Catherine Harper - Scholarship essay | Pacific Medical Training

Submitted 2022-11-02

When I think of emergency medical care, I think of those situations where seconds count and every decision made means life or death. How can someone actually prepare for that? Ten years ago, as a Practical Nursing student, I would have given a great textbook answer that included advice about drinking plenty of water, getting 8 hours of sleep every night, and staying in good physical condition. Those are all fantastic ideas. In the real world, very few medical professionals are able to follow this advice. There are, however, several little things you can do to give your body and mind the best possible chance of holding up to a medical career.

To prepare physically, the number one rule is to use good body mechanics and posture. You will be in odd and uncomfortable positions, but you won’t feel it until later on when you are trying to clean the blood and other fluids off your clothes and shoes. Don’t try to lift more than you can safely lift. Use gravity to help you reposition patients when possible. Encourage your patients to do what they can for themselves. This fosters independence and healing for them and conserves energy for you. Sit when and if you can. Sleep when and if you can. Do your best to follow the medical advice you give your own patients. Empty your bladder every chance you get. Hydrate often. Give your body foods that fuel it and allow it to function well. Considering the physical aspects of emergency medical care, one should accept the fact that sometimes your hands will be shaking as much as your voice. Your heart will be racing. Practice thinking and problem solving when your body is completely exhausted, because you will have to be capable of making important decisions when your body is fatigued. You can also practice calming yourself when you are physically taxed, for example, taking slow deep breaths after a run to slow your heart rate and breathing. You will feel bones crunching and cartilage separating as you perform chest compressions. CPR will absolutely exhaust you, so switch off with a partner when you can. Get massages or chiropractic adjustments as needed. Take time to be the patient when you need to heal.

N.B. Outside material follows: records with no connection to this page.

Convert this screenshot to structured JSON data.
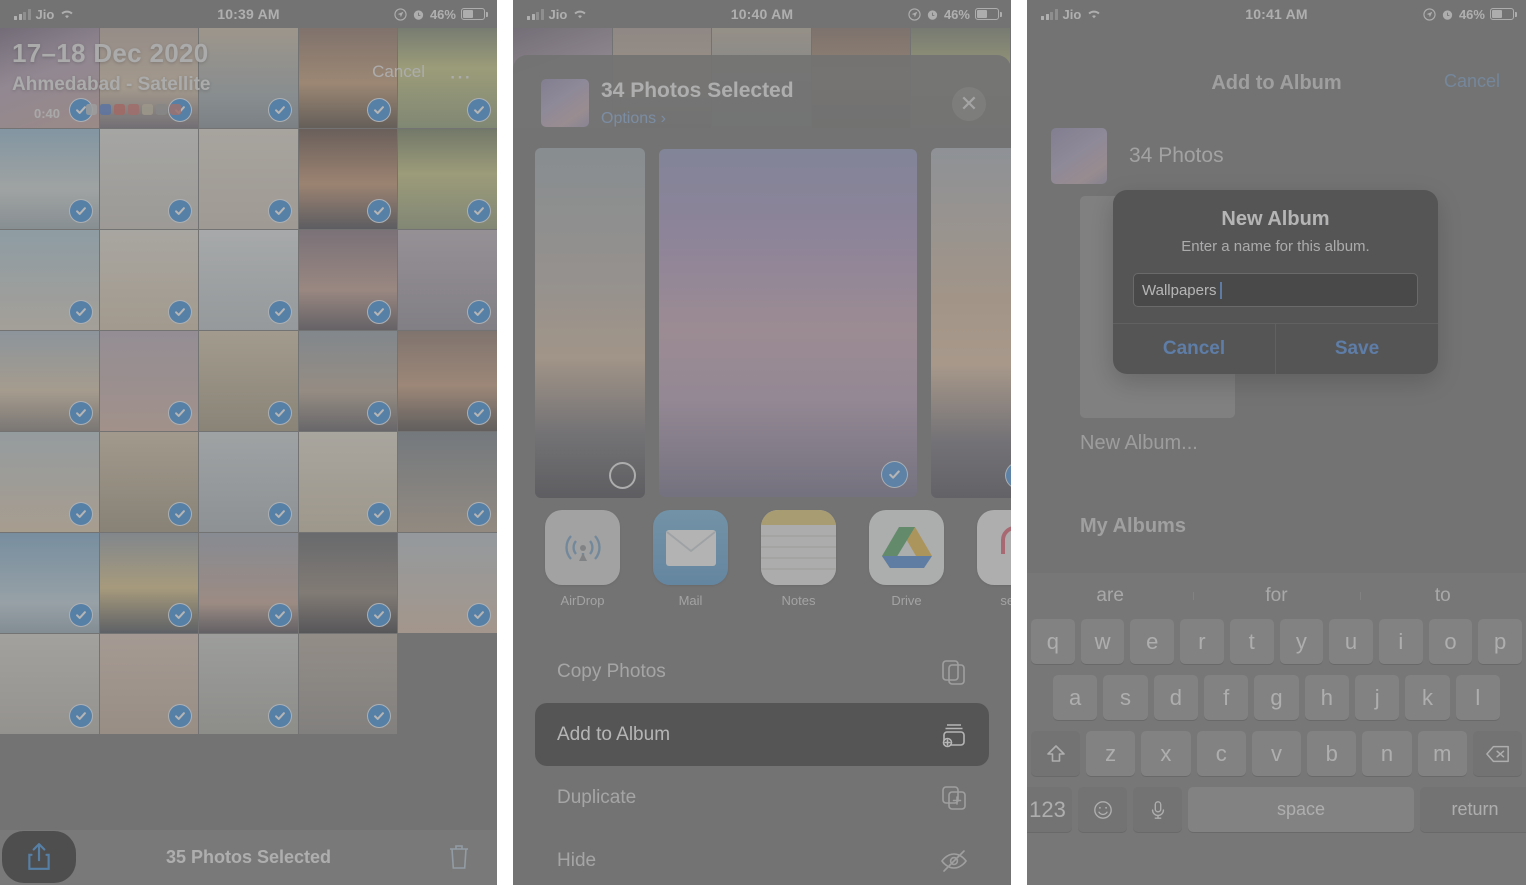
{
  "panels": [
    {
      "status": {
        "carrier": "Jio",
        "time": "10:39 AM",
        "battery": "46%"
      },
      "header": {
        "date_range": "17–18 Dec 2020",
        "location": "Ahmedabad - Satellite",
        "duration": "0:40",
        "cancel_label": "Cancel",
        "more_label": "…"
      },
      "toolbar": {
        "selection_label": "35 Photos Selected"
      }
    },
    {
      "status": {
        "carrier": "Jio",
        "time": "10:40 AM",
        "battery": "46%"
      },
      "sheet": {
        "title": "34 Photos Selected",
        "options_label": "Options ›",
        "apps": [
          {
            "label": "AirDrop",
            "icon": "airdrop-icon"
          },
          {
            "label": "Mail",
            "icon": "mail-icon"
          },
          {
            "label": "Notes",
            "icon": "notes-icon"
          },
          {
            "label": "Drive",
            "icon": "drive-icon"
          },
          {
            "label": "send",
            "icon": "sendanywhere-icon"
          }
        ],
        "actions": [
          {
            "label": "Copy Photos",
            "icon": "copy-icon",
            "highlighted": false
          },
          {
            "label": "Add to Album",
            "icon": "add-to-album-icon",
            "highlighted": true
          },
          {
            "label": "Duplicate",
            "icon": "duplicate-icon",
            "highlighted": false
          },
          {
            "label": "Hide",
            "icon": "hide-icon",
            "highlighted": false
          }
        ]
      }
    },
    {
      "status": {
        "carrier": "Jio",
        "time": "10:41 AM",
        "battery": "46%"
      },
      "nav": {
        "title": "Add to Album",
        "cancel_label": "Cancel"
      },
      "summary": {
        "count_label": "34 Photos"
      },
      "album_tile_label": "New Album...",
      "section_label": "My Albums",
      "alert": {
        "title": "New Album",
        "message": "Enter a name for this album.",
        "field_value": "Wallpapers",
        "cancel_label": "Cancel",
        "save_label": "Save"
      },
      "keyboard": {
        "suggestions": [
          "are",
          "for",
          "to"
        ],
        "row1": [
          "q",
          "w",
          "e",
          "r",
          "t",
          "y",
          "u",
          "i",
          "o",
          "p"
        ],
        "row2": [
          "a",
          "s",
          "d",
          "f",
          "g",
          "h",
          "j",
          "k",
          "l"
        ],
        "row3": [
          "z",
          "x",
          "c",
          "v",
          "b",
          "n",
          "m"
        ],
        "shift_icon": "shift-icon",
        "backspace_icon": "backspace-icon",
        "numeric_label": "123",
        "emoji_icon": "emoji-icon",
        "mic_icon": "microphone-icon",
        "space_label": "space",
        "return_label": "return"
      }
    }
  ],
  "colors": {
    "accent_blue": "#3d8ede",
    "alert_blue": "#3f83e0",
    "highlight_dark": "#2c2c2e"
  }
}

Preparing yourself mentally to provide emergency medical care is more difficult and possibly more crucial than the physical preparation. Some of this advice might not seem applicable to emergency care, but it may be helpful. I have heard many people say “don’t get attached” and I want to be the first to tell you that is terrible advice. Get attached. That is exactly what they need and it is those attachments that will keep you going. The days when you feel completely burned out it will be the smile on the face of that patient that means something to you on a personal level that will keep you from quitting. It will hurt when you lose one. Feel it. Feel every bit of it. This is the beauty of life: to connect and to feel. Be a passionate advocate for your patients, but when policies or adversaries prevail, do not allow it to make you bitter. Continue the fight for what is best for your patients and your team without forgetting why it was important. Make their fight your fight and carry it personally but do not allow it to consume you. Not all of your patients will be kind. People will likely require your care because they are facing a health crisis. They don’t feel well and they are probably tired, afraid, and confused. This will make them cranky at times. Be kind to them anyway. They need it now more than ever. If they abuse you in any way, report it and refuse to provide care until the situation is appropriately resolved. This applies especially to sexual harassment types of situations. The vulgar comments or gestures may truly not bother you in any way, but each of us sets the standard for how all of us will allow our patients to treat us, so even if you aren’t disgusted by this behavior, hold firm to appropriate boundaries and speak up immediately so the patient will know this won’t be tolerated. In emergency situations you will feel desperate. You will not be able to solve every problem or save every life. You will feel defeated when you don’t succeed. Do the best you can, and accept that your efforts were enough, even if the result isn’t what you wanted. Please, do not go into the medical field intending to avoid your feelings. Accept that you will have these feelings, and allow yourself to process them when they develop. Embrace all the beauty in the process of helping others heal, and enjoy the growth you will notice within yourself along the way.